Mitch Trubisky gets another chance to start — in Pittsburgh - Chicago News Weekly

Monday, March 14, 2022

Mitch Trubisky gets another chance to start — in Pittsburgh

Former Bears quarterback Mitch Trubisky will sign a two-year deal with the Steelers.

Former Bears quarterback Mitch Trubisky will sign a two-year deal with the Steelers.

David Zalubowski/AP

Mitch Trubisky is getting a second chance to start in the NFL.

The former Bears first-round pick agreed to sign a two-year deal with the Steelers on Monday, a source confirmed, on the first day that teams were able to negotiate with player agents. It cannot be made official until the start of the league year Wednesday. But when it happens, Trubisky will get an opportunity he wasn’t afforded last year — to prove he can start.

Ben Roethisberger’s retirement at the end of the season left the Steelers with Mason Rudolph, Dwayne Haskins and Josh Dobbs on their roster. None of those quarterbacks has a better resume than Trubisky, who won 29 of 50 games with the Bears and started two playoff gamess.

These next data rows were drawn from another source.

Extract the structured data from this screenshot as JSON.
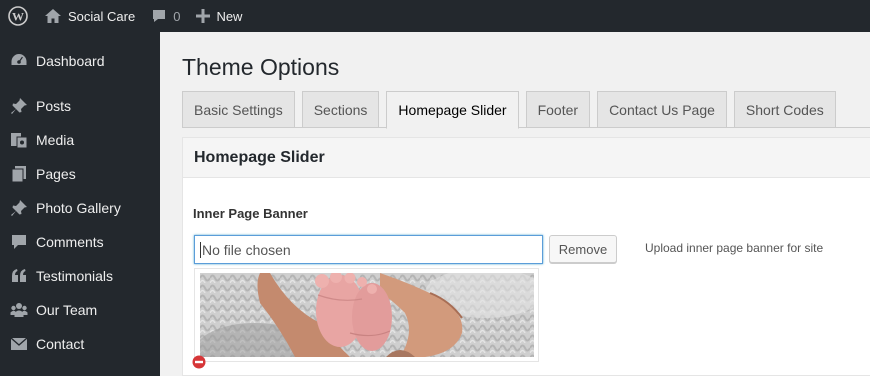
{
  "adminbar": {
    "site_name": "Social Care",
    "comments_count": "0",
    "new_label": "New",
    "icons": {
      "logo": "wordpress-icon",
      "home": "home-icon",
      "comments": "comment-icon",
      "new": "plus-icon"
    }
  },
  "sidebar": {
    "items": [
      {
        "label": "Dashboard",
        "icon": "dashboard-icon"
      },
      {
        "label": "Posts",
        "icon": "pin-icon"
      },
      {
        "label": "Media",
        "icon": "media-icon"
      },
      {
        "label": "Pages",
        "icon": "pages-icon"
      },
      {
        "label": "Photo Gallery",
        "icon": "pin-icon"
      },
      {
        "label": "Comments",
        "icon": "comment-icon"
      },
      {
        "label": "Testimonials",
        "icon": "quote-icon"
      },
      {
        "label": "Our Team",
        "icon": "team-icon"
      },
      {
        "label": "Contact",
        "icon": "mail-icon"
      }
    ]
  },
  "page": {
    "title": "Theme Options",
    "tabs": [
      {
        "label": "Basic Settings",
        "active": false
      },
      {
        "label": "Sections",
        "active": false
      },
      {
        "label": "Homepage Slider",
        "active": true
      },
      {
        "label": "Footer",
        "active": false
      },
      {
        "label": "Contact Us Page",
        "active": false
      },
      {
        "label": "Short Codes",
        "active": false
      }
    ],
    "panel": {
      "heading": "Homepage Slider",
      "field_label": "Inner Page Banner",
      "file_value": "No file chosen",
      "remove_label": "Remove",
      "help_text": "Upload inner page banner for site"
    }
  },
  "colors": {
    "adminbar_bg": "#23282d",
    "focus_border": "#5b9dd9",
    "remove_icon": "#d63638"
  }
}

A former No. 2 pick in 2017, Trubisky was disappointing enough with the Bears, though, that they declined his fifth-year option. He found a tepid market awaiting him last year, and eventually signed a one-year, $2.5 million deal to be the Bills’ backup. Despite throwing only eight passes all season, he emerged as an attractive option to the increasing number of teams looking to fill their starting jobs. That number decreased by two in recent days, though, with Tom Brady coming out of retirement to rejoin the Buccaneers and Deshaun Watson’s legal situation trending toward him playing somewhere — but not with the Texans — in 2022.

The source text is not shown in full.